Big Data Complexity Requires Fast Modeling Technology

The phrase “Big Data” refers to a set of serious analytical challenges that arise when the data increase in quantity, real-time speed, and complexity. When considering complex (high-variety) data, it is important to note that even relatively small-volume data sets can pose huge challenges to modeling, mining, and analysis algorithms and tools. For example, consider a gigabyte data table with a billion entries. If those entries correspond to 500 million rows and 2 columns, then some relatively simple “textbook” techniques can be applied: e.g., correlation analysis, regression analysis, Naïve Bayes, etc. However, if those entries correspond to one million rows and 1000 columns, then the complexity of the data analysis explodes exponentially. It is not hard to find data sets that are at least this complex, if not much worse. For example, the human genome consists of 3 billion base pairs (of just four bases: A, C, G, T) – the number of possible sequences of length 3 billion that can be formed from just four items is 4 to the power of 3 billion (limited of course by various genetic constraints). Another example will be the astronomical database to be obtained in the 10-year survey of the sky by the Large Synoptic Survey Telescope (lsst.org) – the final source table will consist of approximately 20 trillion rows and over 200 columns of scientific information per source. Analyses of all possible combinations of these scientific parameters (to discover new correlations, patterns, associations, clusters, etc.) would be prohibitive.

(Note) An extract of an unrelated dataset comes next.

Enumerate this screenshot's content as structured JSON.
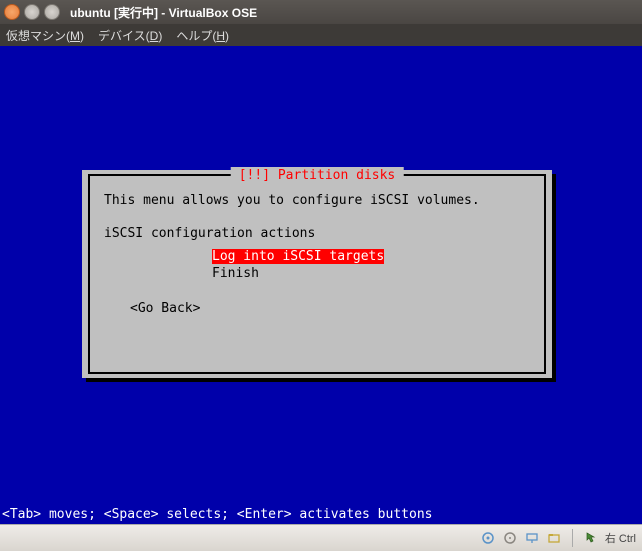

To meet the challenge of big data complexity, fast modeling technology therefore provides big benefits to both statisticians and non-statisticians. These benefits multiply favorably when the technology can automatically build and test a large number of models (different combinations of parameters) in parallel. Furthermore, the power of the technology is even more enhanced when it ranks the output models and parameter selection in order of significance and correlation strength. Dr. Mo, the “virtual statistician”, does these things and more. Dr. Mo models complex high-dimensional data both row-wise and column-wise. Dr. Mo produces high-accuracy predictions. Dr. Mo’s proprietary multi-model technology is a powerful tool for predictive modeling and analytics across many application domains, including medicine and health, finance, customer analytics, target marketing, nonprofits, membership services, and more.